Angela Merkel's erstwhile Bavarian CSU allies opposed to her liberal refugee policy are planning to block her expected candidacy for a fourth term as chancellor. Members want internal ballots to spoil her chances.
Germany's tabloid newspaper "Bild" reported Thursday that many branches of Bavarian Premier Horst Seehofer's Christian Social Union were insisting that CSU aspirants for federal electorates promise not to back a Merkel candidacy in 2017.
Rhetoric against Merkel and refugees was "festering" in Bavarian CSU branches, "Bild" said, led by the CSU's leading youth representative Hans Reichert.
Merkel has not declared her candidacy, but her combative, forward-looking speech to the Bundestag on Wednesday - just after her G20 visit to China - was widely interpreted as a swipe at detractors, despite electoral inroads made by the anti-migrant Alternative for Germany (AfD).
"I'm sure that if we stick to the truth, we will win back what we need - peoples' trust," Merkel told the federal parliament in Berlin.
Invitation to Merkel missing
"Bild" said Merkel had still not received an invitation to the CSU's annual convention due in Munich on November 4, adding that Seehofer had said he did not want a repeat "theater like last year."
At the 2015 convention - two months after Merkel and her chancellery decided to keep Germany's border open for Balkan route refugees - Seehofer lambasted her in front of 800 CSU delegates for 13 minutes and demanded a limit on entries.
CSU catalog of refugee strictures
The German news agency DPA reported Thursday that CSU insiders had compiled a catalog of further strictures intended for German policies on refugees and immigrants - to be submitted to the CSU's Upper Bavaria regional conference on Friday and Saturday.
Aside from the CSU's long-standing insistence that entries by capped annually at 200,000 asylum seekers, using transit border camps as filters, the catalog's backers want preference given to migrants from "our Occidental Christian cultural area."
Also proposed is an "immigration limitation law," a ban on body-obscuring burqas, rejection of dual nationality in Germany, and fast deportation of rejected asylum applicants at the border. The burqa was described as the "uniform of Islamism."
Also contained in the CSU draft was a rejection of "special swimming times for Muslims," rejection of visa liberalization for Turks included in a recent EU-Turkey deal, and the demand that "after cessation of the grounds for [refugee] flight rigorous repatriation must follow."

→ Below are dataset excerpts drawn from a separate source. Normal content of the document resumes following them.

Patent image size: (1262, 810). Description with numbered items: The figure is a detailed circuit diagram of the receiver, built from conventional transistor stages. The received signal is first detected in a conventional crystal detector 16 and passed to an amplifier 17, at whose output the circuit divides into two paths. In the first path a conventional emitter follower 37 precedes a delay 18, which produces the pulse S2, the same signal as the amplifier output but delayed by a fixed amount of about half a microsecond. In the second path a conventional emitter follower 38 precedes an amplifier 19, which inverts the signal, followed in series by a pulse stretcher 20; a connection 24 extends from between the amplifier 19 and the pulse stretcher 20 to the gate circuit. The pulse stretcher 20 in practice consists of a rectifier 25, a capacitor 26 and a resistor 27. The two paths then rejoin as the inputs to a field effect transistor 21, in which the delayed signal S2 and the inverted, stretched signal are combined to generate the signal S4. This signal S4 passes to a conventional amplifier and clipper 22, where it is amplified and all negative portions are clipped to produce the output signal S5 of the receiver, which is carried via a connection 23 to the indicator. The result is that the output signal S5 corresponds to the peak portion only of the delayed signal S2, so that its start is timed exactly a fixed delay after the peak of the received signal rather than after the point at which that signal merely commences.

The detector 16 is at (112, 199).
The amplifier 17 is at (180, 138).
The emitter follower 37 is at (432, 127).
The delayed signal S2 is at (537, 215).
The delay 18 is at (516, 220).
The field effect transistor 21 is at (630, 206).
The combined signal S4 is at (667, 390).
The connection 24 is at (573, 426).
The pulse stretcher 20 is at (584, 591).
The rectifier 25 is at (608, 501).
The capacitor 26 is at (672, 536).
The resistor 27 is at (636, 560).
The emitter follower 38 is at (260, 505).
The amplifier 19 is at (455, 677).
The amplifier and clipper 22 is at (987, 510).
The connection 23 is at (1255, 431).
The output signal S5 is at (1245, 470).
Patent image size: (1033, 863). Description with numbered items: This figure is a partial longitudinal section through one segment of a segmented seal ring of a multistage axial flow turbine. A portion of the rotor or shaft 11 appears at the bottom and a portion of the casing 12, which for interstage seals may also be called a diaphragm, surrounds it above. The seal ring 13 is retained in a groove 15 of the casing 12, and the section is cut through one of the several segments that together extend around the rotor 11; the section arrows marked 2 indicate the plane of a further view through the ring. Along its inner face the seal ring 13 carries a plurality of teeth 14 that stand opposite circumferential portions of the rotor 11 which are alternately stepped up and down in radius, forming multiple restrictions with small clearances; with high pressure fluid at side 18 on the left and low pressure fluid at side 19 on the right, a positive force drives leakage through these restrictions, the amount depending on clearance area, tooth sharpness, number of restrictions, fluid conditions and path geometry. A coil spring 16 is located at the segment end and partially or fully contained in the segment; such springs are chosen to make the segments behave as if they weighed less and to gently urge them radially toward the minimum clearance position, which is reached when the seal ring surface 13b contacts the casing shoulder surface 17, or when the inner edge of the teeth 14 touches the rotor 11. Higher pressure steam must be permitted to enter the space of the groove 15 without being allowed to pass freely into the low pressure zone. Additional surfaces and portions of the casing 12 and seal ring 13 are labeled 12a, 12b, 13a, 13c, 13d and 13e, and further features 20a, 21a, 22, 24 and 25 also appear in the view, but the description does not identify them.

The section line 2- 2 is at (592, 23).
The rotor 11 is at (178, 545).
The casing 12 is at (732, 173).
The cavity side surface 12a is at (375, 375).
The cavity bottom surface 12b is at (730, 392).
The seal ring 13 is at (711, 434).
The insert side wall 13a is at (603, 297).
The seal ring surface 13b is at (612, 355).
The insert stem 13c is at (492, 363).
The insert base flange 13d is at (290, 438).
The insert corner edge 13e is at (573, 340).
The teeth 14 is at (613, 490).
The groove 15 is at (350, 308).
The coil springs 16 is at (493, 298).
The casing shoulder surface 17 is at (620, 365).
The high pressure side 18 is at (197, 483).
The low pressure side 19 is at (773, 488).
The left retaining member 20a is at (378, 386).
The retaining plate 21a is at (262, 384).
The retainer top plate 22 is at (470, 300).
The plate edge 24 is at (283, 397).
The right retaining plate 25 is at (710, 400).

"A nation must decide itself who it admits - that is not decided by the migrants," the CSU draft said, while adding "we are opposed to our world-open country being changed by immigration and refugee flows. Germany must remain Germany."
Warming up for 2017 race?
It was an echo of Merkel's formulation on Wednesday, when she told the Bundestag: "Change is not a bad thing … Germany will remain Germany with everything that we love and treasure."
"Bild" predicted that that would become Merkel's electoral slogan in 2017, expressing doubt that she would be swayed by detractors within her Christian Democratic Union (CDU) and particularly among her erstwhile Bavarian CSU allies.
Before Merkel's Wednesday speech, her parliamentary CDU/CSU whip Volker Kauder suggested Germany's integrative efforts were working and Merkel was undeterred. "We can master such a task," he said, echoing Merkel's "we can do this" assurance of last year.
1.4 million per week
World migratory trends were highlighted Tuesday by federal development aid minister, Gerd Müller, himself a Bavarian CSU member, who said 1.4 million people migrated into world cities, above all in Asia and Africa, each week.
German investment was needed in global urban mobility to mitigate resulting problems such as traffic congestion and a shortage of training facilities, Müller said, ahead of a major UN conference on urbanization due next month in Quito, Ecuador.
18 metropolises in Africa by 2030
Last month, Germany's BiB federal institute for population research forecast that Africa, currently with seven cities larger than five-million, would have 18 such metropolises by 2030.
Egypt's Cairo and Lagos in Nigeria would be the largest at 25 million, followed by Kinshasa, the capital of the Democratic Republic of Congo, with 20 million.
The reasons were demographically young populations and high birth rates.
Germany hosts the next G20 summit in Hamburg in July 2017.